PARKER — While the layout of Colorado Golf Club is the same for the Solheim Cup as it was for the 2010 Senior PGA Championship, the holes will look a little different next week.

When CGC hosted the 2010 event, the fairways were lush and green and had various levels of graduated rough that the PGA requested. But next week, the 7-year-old course will play as it was intended by designers Bill Coore and Ben Crenshaw — fast and firm, with open fairways and just the native grass as the trouble (as well as the course’s 104 bunkers).

The fairways will be much wider, with just an average of a 6-foot transition zone of 2-inch rough.

“It’s going to play how it’s supposed to play,” U.S. team captain Meg Mallon said last week. “It’s going to play how Coore and Crenshaw wanted it to play. The native grass should come into play, and the native grass is going to come into play. There’s nothing that’s going to catch the ball.”

But even though the fairway landing areas are wide, placement in the fairways will be key. The width is designed to tempt players out to the edges in search of the best angles into the greens. A well-played aggressive line will create a great scoring opportunity. An aggressive line not executed properly brings the native grass very much into play.

And the physical width can be deceiving. Coore and Crenshaw left the natural slopes and undulations of the land intact when the design firm built CGC. Those rolls and slopes can dramatically reduce the effective width of the fairway at times.

“If you put your ball in a particular place in the fairway, you have a much better option into these greens,” said Mallon, who has been around the course since it opened in 2006. “It does make you squeeze if you want to get the best approach in.”

After playing the course in July during a practice session, the European players got a taste of how the course would shape up. It might seem like an advantage for the big hitters off the tee box, but they too know placement is key.

“The course is pretty straightforward off the tees,” said Swede Anna Nordqvist, “but you have to know the greens and where to hit, and where you can miss it in the right spots.”

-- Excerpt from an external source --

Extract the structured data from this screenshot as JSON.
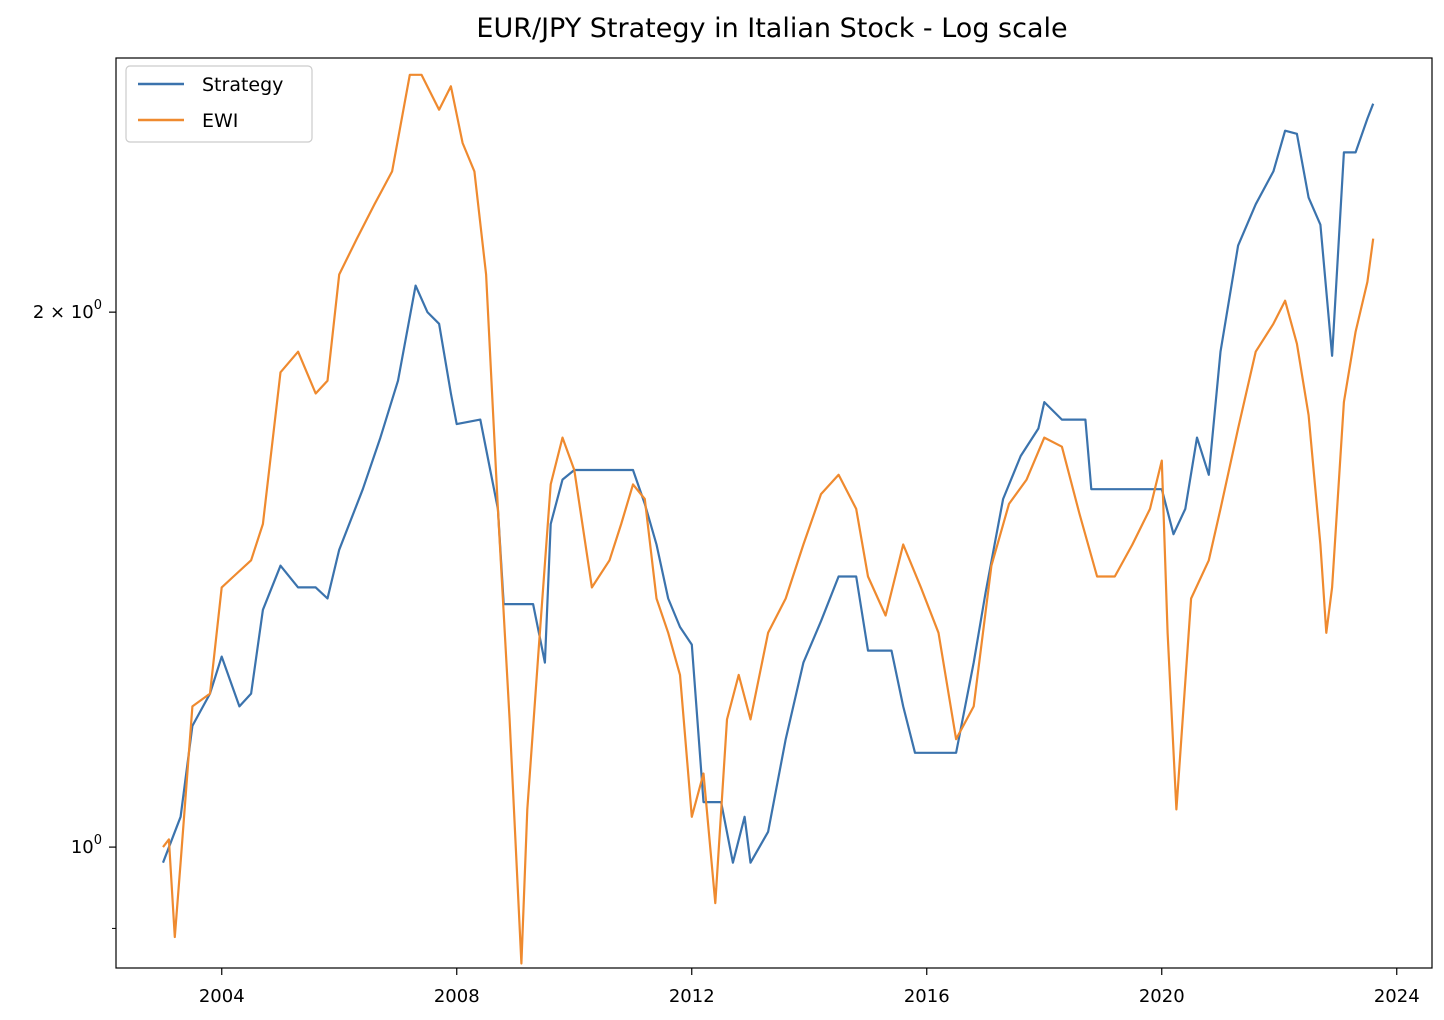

The greens vary in size, but none are easy. An observation by Golf Channel analyst Curt Byrum, who played in the 2010 Senior PGA Championship and will cover next week’s Solheim Cup: “There are a few of the greens, not all of them, that have tremendous undulation in them, one of them being the par-5 16th hole.”

After her practice rounds this summer, Spaniard Carlota Ciganda described the greens as “very fast and very slopey.”

The course officially will play at 7,066 yards next week (it was set at 7,604 yards for the 2010 PGA event). The biggest differences in the Solheim Cup layout are the No. 7 hole, which normally is a par-5 but will play from the forward tees as a 448-yard par-4, and No. 12, which is a par-4 but will be made into a 531-yard par-5 and plays into the prevailing winds out of the south.

“The course is quite generous off the tee, but the greens are quite challenging,” European captain Liselotte Neumann said. “There’s some great holes here, especially for the best-ball matches.”